An informal type family—for everything?

An informal type family—for everything?

Inkwell's multitude of styles

Inkwell's multitude of styles

On the first day of Typographics 2017, Jonathan Hoefler took the stage to introduce his foundry’s latest type family: Inkwell. He said he wanted to make an informal design that was versatile and organic, but avoided the pitfalls of fonts that imitate lettering: artificiality and disorder.

He hoped to combine all the best parts of type, calligraphy, and handwriting—the result? Inkwell.

The family is made up of many members, from Tuscan to Script, Blackletter to Sans, and pretty much everything in between. 

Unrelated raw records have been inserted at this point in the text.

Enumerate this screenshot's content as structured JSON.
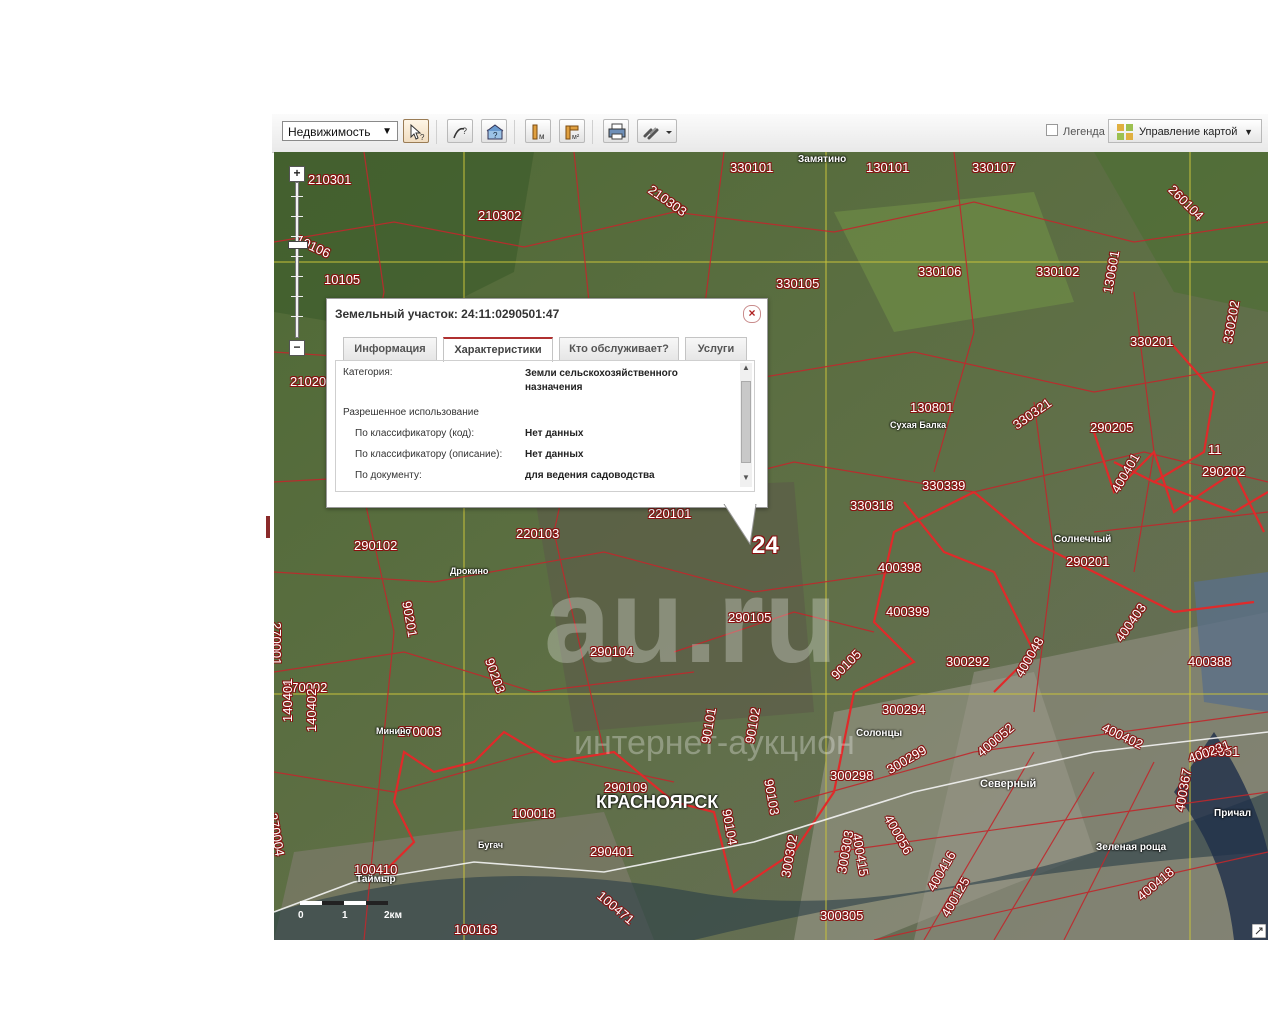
{
  "toolbar": {
    "layer_select": "Недвижимость",
    "legend_label": "Легенда",
    "map_control_label": "Управление картой"
  },
  "map": {
    "watermark_logo": "au.ru",
    "watermark_subtitle": "интернет-аукцион",
    "cadastral_labels": [
      "210301",
      "210302",
      "210303",
      "330101",
      "130101",
      "330107",
      "260104",
      "10106",
      "10105",
      "210201",
      "330105",
      "330106",
      "330102",
      "130601",
      "330201",
      "330202",
      "130801",
      "330321",
      "290205",
      "11",
      "290202",
      "400401",
      "220101",
      "220103",
      "330318",
      "330339",
      "290102",
      "24",
      "290201",
      "90201",
      "290105",
      "400398",
      "400399",
      "270001",
      "90203",
      "290104",
      "90105",
      "300292",
      "400048",
      "400403",
      "400388",
      "270002",
      "270003",
      "140401",
      "140402",
      "300294",
      "90101",
      "90102",
      "400402",
      "400051",
      "400231",
      "300298",
      "300299",
      "400052",
      "270004",
      "290109",
      "90103",
      "90104",
      "400056",
      "400415",
      "100018",
      "290401",
      "300302",
      "300303",
      "400418",
      "300305",
      "400416",
      "400125",
      "100410",
      "100471",
      "100163",
      "400367"
    ],
    "place_names": [
      "Замятино",
      "Сухая Балка",
      "Солнечный",
      "Дрокино",
      "Минино",
      "Солонцы",
      "Северный",
      "Красноярск",
      "Бугач",
      "Таймыр",
      "Зеленая роща",
      "Причал"
    ],
    "scale": {
      "labels": [
        "0",
        "1",
        "2км"
      ]
    }
  },
  "popup": {
    "title": "Земельный участок: 24:11:0290501:47",
    "tabs": [
      "Информация",
      "Характеристики",
      "Кто обслуживает?",
      "Услуги"
    ],
    "active_tab": "Характеристики",
    "rows": [
      {
        "label": "Категория:",
        "value": "Земли сельскохозяйственного назначения"
      },
      {
        "label": "Разрешенное использование",
        "value": ""
      },
      {
        "label": "По классификатору (код):",
        "value": "Нет данных"
      },
      {
        "label": "По классификатору (описание):",
        "value": "Нет данных"
      },
      {
        "label": "По документу:",
        "value": "для ведения садоводства"
      }
    ]
  }
}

Is Inkwell trying too hard? During his talk, Hoefler addressed this concern. First, he's been working on it off-and-on for 12 years. That makes me feel a little better about its breadth.

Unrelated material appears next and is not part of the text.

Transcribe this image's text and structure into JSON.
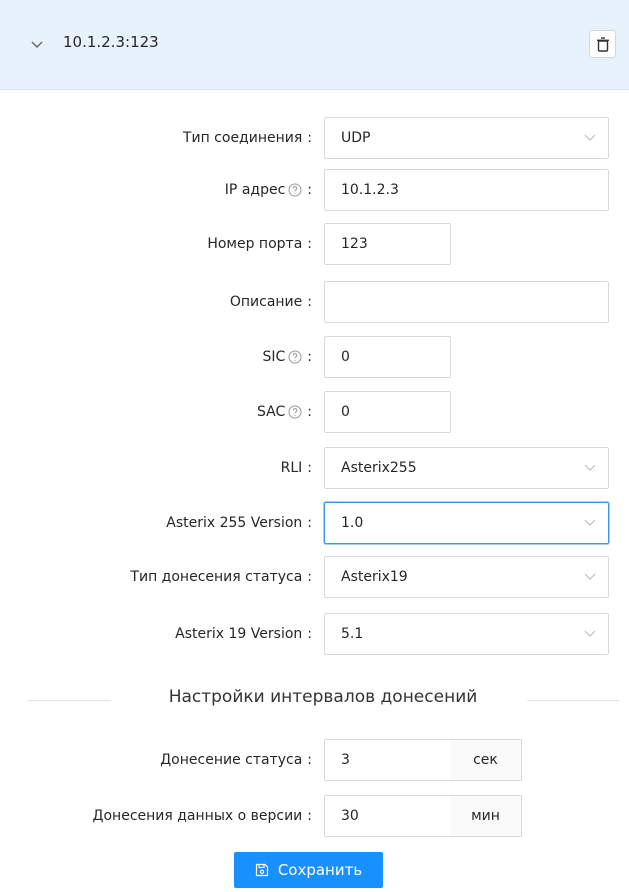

He didn't work on it alone, he carefully pointed out. Without Andy Clymer and Jordan Bell (learn about them here) there would be no Tuscan, no lining figures, and perhaps no Blackletter.

Hoefler at Typographics in New York June 16.

Hoefler at Typographics in New York June 16.

Every typeface—really every design of anything—should satisfy two sets of criteria: the technical and the aesthetic. What is it being used for and how should it look?

At one point in the talk Hoefler showed a Wikipedia page reset using Inkwell, suggesting: It can be used for almost anything!  It seems best, in the examples he showed, for type outside of running text. It looks great in locator maps, infographics, recipes, and on labels on jelly jars. 

But with the sweet array of styles, and the thorough informality, this family will find plenty of uses. So what is Inkwell? It's a handwritten Swiss Army Knife.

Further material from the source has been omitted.